Há algum tempo desmistifiquei uma falácia criada pelo criacionista defensor do designer inteligente Enézio de Almeida na qual ele dizia que diferença genética entre seres humanos e chimpanzés era de 17%.

A falácia se respaldava em um artigo na qual dizia que a diferença ocorria entre os genes que tinham funções no sistema nervoso central. Isso quer dizer que se olharmos comparativamente os genes que tem singular importância na atividade cerebral temos 17% de semelhança, o que era de se esperar dada a diferença clara entre o sistema nervoso central de chimpanzés e humanos. Especialmente no que diz respeito as redes genéticas e as redes neurais. Entretanto, há homologia entre os genes, o que torna a alegação de Enézio especulativa e tendenciosa ao afirmar que a comparação foi feita em todo o genoma.

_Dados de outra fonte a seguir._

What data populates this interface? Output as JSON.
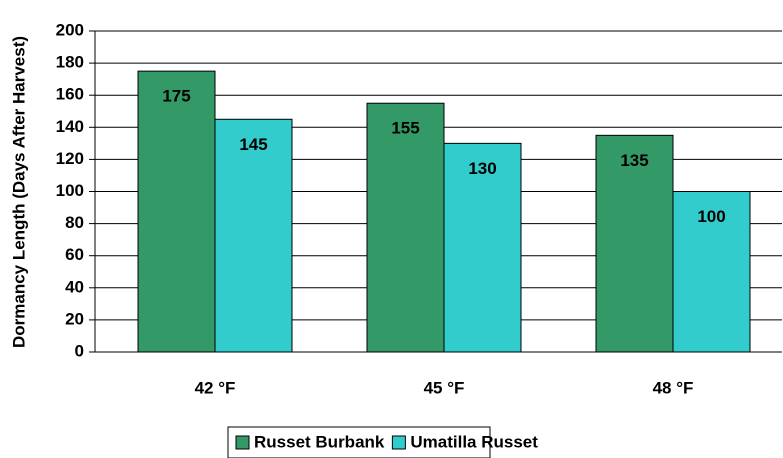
{
  "chart_data": {
    "type": "bar",
    "y_label": "Dormancy Length (Days After Harvest)",
    "categories": [
      "42 °F",
      "45 °F",
      "48 °F"
    ],
    "series": [
      {
        "name": "Russet Burbank",
        "color": "#339966",
        "values": [
          175,
          155,
          135
        ]
      },
      {
        "name": "Umatilla Russet",
        "color": "#33cccc",
        "values": [
          145,
          130,
          100
        ]
      }
    ],
    "ylim": [
      0,
      200
    ],
    "yticks": [
      0,
      20,
      40,
      60,
      80,
      100,
      120,
      140,
      160,
      180,
      200
    ],
    "grid": true,
    "legend": "bottom"
  }
}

Agora aqui, Enézio trás mais uma alegação falaciosa. A descrição de Enézio é sobre um artigo científico sem nenhum tipo de defesa da ideologia fundamentalista americanizada do Designer inteligente. O artigo aborda as propriedades do código do DNA como análogas a máquinas termodinâmicas de conversão de energia em informação. A argumentação de Enézio é respaldada não nas evidências ou analogias apresentadas no artigo, mas o artigo é usado como evidência de uma conclusão pré-concebida. Como bem sabemos, isso não é fazer ciência. Conclusões se tiram de evidências.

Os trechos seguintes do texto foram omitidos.